What if what we see as a problem is really just a situation in our life that has not had time to develop fully and we are judging it too soon?
You see, everything that occurs or exists is not inherently bad or good. We label it according to our own perceptions. Our thoughts, beliefs or world view skews our judgments. We see things through our own personal paradigms-our own viewfinder.
Our perceptions are influenced by the way we were brought up, peer groups, personal experience, culture, etc. We believe these perceptions until they no longer work for us. Once a belief no longer works for us, we tend to change it to something that better fits our world view. That process is evolution. Changing our views can expand or contract our thinking depending on what we choose to believe.
So, back to my original question. What if there are no problems? I believe a problem is a manifestation which has not had enough time to fully play itself out in our experience before we judge it. What if problems are actually working for us in a way that we can’t see from where we currently stand? I know that in my own life I have looked back at a situation and even though it was painful at the time it actually led to something wonderful. Haven’t you?
I recently read a cute story depicting this theory by author Greg Kuhn.
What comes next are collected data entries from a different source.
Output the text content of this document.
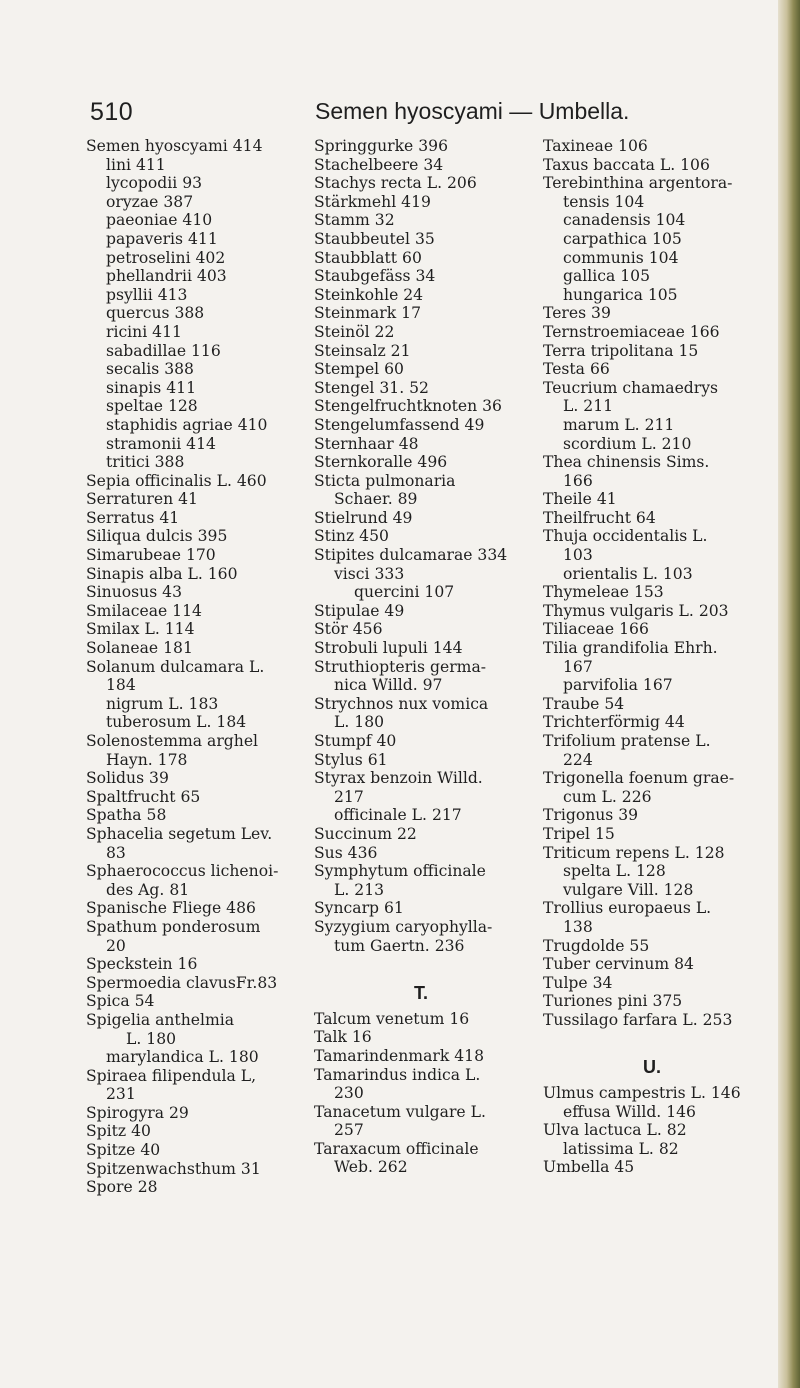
510	Semen hyoscyami — Umbella.
Semen hyoscyami 414
lini 411
lycopodii 93
oryzae 387
paeoniae 410
papaveris 411
petroselini 402
phellandrii 403
psyllii 413
quercus 388
ricini 411
sabadillae 116
secalis 388
sinapis 411
speltae 128
staphidis agriae 410
stramonii 414
tritici 388
Sepia officinalis L. 460
Serraturen 41
Serratus 41
Siliqua dulcis 395
Simarubeae 170
Sinapis alba L. 160
Sinuosus 43
Smilaceae 114
Smilax L. 114
Solaneae 181
Solanum dulcamara L.
184
nigrum L. 183
tuberosum L. 184
Solenostemma arghel
Hayn. 178
Solidus 39
Spaltfrucht 65
Spatha 58
Sphacelia segetum Lev.
83
Sphaerococcus lichenoi-
des Ag. 81
Spanische Fliege 486
Spathum ponderosum
20
Speckstein 16
Spermoedia clavusFr.83
Spica 54
Spigelia anthelmia
L. 180
marylandica L. 180
Spiraea filipendula L,
231
Spirogyra 29
Spitz 40
Spitze 40
Spitzenwachsthum 31
Spore 28
Springgurke 396
Stachelbeere 34
Stachys recta L. 206
Stärkmehl 419
Stamm 32
Staubbeutel 35
Staubblatt 60
Staubgefäss 34
Steinkohle 24
Steinmark 17
Steinöl 22
Steinsalz 21
Stempel 60
Stengel 31. 52
Stengelfruchtknoten 36
Stengelumfassend 49
Sternhaar 48
Sternkoralle 496
Sticta pulmonaria
Schaer. 89
Stielrund 49
Stinz 450
Stipites dulcamarae 334
visci 333
quercini 107
Stipulae 49
Stör 456
Strobuli lupuli 144
Struthiopteris germa-
nica Willd. 97
Strychnos nux vomica
L. 180
Stumpf 40
Stylus 61
Styrax benzoin Willd.
217
officinale L. 217
Succinum 22
Sus 436
Symphytum officinale
L. 213
Syncarp 61
Syzygium caryophylla-
tum Gaertn. 236
T.
Talcum venetum 16
Talk 16
Tamarindenmark 418
Tamarindus indica L.
230
Tanacetum vulgare L.
257
Taraxacum officinale
Web. 262
Taxineae 106
Taxus baccata L. 106
Terebinthina argentora-
tensis 104
canadensis 104
carpathica 105
communis 104
gallica 105
hungarica 105
Teres 39
Ternstroemiaceae 166
Terra tripolitana 15
Testa 66
Teucrium chamaedrys
L. 211
marum L. 211
scordium L. 210
Thea chinensis Sims.
166
Theile 41
Theilfrucht 64
Thuja occidentalis L.
103
orientalis L. 103
Thymeleae 153
Thymus vulgaris L. 203
Tiliaceae 166
Tilia grandifolia Ehrh.
167
parvifolia 167
Traube 54
Trichterförmig 44
Trifolium pratense L.
224
Trigonella foenum grae-
cum L. 226
Trigonus 39
Tripel 15
Triticum repens L. 128
spelta L. 128
vulgare Vill. 128
Trollius europaeus L.
138
Trugdolde 55
Tuber cervinum 84
Tulpe 34
Turiones pini 375
Tussilago farfara L. 253
U.
Ulmus campestris L. 146
effusa Willd. 146
Ulva lactuca L. 82
latissima L. 82
Umbella 45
An African king had a close friend who had the habit of remarking, “This is good” about every occurrence in life, no matter what it was. One day, the king and his friend were out hunting. The king’s friend loaded a gun and handed it to the king. But, alas, he loaded it wrong. And when the king fired it, his thumb was blown off. “This is good!” exclaimed his friend. The horrified and bleeding king was furious. “How can you say this is good? This is obviously horrible!” he shouted. The king put his friend in jail. About a year later, the king went hunting by himself. Cannibals captured him and took him to their village. They tied his hands, stacked some wood, set up a stake, and bound him to it. As they started to set fire to the wood, they noticed that the king was missing a thumb. Being superstitious, they never ate anyone who was less than whole. They untied the king and sent him on his way. Full of remorse, the king rushed to the prison to release his friend. “You were right, it was good,” the king said. The king told his friend how the missing thumb saved his life, adding, “I feel so sad that I locked you in jail. That was such a bad thing to do.” “No! This is good!” responded his delighted friend. “Oh, how could that be good, my friend? I did a terrible thing to you.” “It is good,” said his friend, “because if I hadn’t been in jail I would have been hunting with you and they would have eaten me!”
A problem just might be a solution judged too early. It might be a blessing in disguise.